Large events sometimes have unintended strategic consequences, as the killing of Osama bin Laden in a compound in Abbottabad, a military-dominated town near Islamabad, Pakistan's capital, shows.
The fact that the world's most wanted man lived for a half-dozen years in a large house within spitting distance of Pakistan Military Academy, where the country trains its officers, has provoked a reaction that Pakistanis should have expected, but did not. The country's civilian and military establishment has been surprised and troubled by the level of suspicion aroused by the events leading to bin Laden's death — many Pakistanis call it "martyrdom" — and there is growing popular demand for a major reorientation of Pakistan's relations with the world.
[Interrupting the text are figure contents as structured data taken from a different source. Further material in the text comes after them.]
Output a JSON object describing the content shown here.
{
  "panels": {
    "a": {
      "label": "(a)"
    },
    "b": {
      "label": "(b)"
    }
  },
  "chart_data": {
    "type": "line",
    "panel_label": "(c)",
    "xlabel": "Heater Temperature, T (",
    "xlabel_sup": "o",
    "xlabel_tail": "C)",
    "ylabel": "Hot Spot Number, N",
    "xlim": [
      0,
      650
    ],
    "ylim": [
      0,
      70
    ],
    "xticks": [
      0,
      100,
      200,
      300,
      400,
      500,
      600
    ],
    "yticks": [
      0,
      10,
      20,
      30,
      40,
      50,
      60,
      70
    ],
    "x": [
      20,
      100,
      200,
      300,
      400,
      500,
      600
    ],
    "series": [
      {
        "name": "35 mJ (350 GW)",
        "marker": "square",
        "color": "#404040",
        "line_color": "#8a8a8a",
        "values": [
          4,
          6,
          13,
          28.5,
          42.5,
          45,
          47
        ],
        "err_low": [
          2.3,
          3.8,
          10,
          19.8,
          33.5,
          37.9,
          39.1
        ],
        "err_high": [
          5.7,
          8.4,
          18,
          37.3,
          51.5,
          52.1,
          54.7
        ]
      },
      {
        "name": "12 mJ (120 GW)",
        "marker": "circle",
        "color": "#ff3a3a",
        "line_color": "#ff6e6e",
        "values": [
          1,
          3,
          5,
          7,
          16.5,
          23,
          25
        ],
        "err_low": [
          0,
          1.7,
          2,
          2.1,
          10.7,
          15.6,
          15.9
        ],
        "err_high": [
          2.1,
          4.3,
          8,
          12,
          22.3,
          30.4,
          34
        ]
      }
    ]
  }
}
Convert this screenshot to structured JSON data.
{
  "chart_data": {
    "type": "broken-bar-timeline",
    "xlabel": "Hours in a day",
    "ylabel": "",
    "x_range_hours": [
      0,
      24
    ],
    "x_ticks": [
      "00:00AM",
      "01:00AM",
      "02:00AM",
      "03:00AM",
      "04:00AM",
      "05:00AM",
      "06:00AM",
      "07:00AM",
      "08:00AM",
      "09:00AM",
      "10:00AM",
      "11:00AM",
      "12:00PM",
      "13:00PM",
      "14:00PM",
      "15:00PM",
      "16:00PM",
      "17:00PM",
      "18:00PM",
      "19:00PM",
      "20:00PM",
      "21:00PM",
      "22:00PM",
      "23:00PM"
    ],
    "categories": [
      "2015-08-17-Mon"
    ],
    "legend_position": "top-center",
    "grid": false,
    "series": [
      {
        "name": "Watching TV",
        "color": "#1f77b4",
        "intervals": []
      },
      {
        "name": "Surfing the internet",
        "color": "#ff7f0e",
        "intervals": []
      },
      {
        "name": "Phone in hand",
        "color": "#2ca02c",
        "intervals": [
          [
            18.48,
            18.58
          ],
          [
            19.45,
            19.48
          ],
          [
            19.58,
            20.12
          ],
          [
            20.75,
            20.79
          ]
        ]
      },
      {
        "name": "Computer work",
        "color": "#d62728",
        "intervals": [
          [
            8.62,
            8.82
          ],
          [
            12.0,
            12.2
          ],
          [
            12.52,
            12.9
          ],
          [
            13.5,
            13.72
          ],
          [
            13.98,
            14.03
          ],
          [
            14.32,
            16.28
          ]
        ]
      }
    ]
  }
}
Unless the West acts quickly, bin Laden's death is likely to result in a major realignment of world politics, driven in part by Pakistan's shift from America's strategic orbit to that of China.
I have personal experience of how quickly China can move when it sees its "all-weather friend" (Pakistani Prime Minister Yousaf Gilani's phrase) in extreme distress. In 1996, when Pakistan was near bankruptcy and contemplating default, I went to Beijing as the country's finance minister to ask for help. My years of service overseeing the World Bank's operations in China had put me in close contact with some of the country's senior leaders, including then-Prime Minister Zhu Rongji.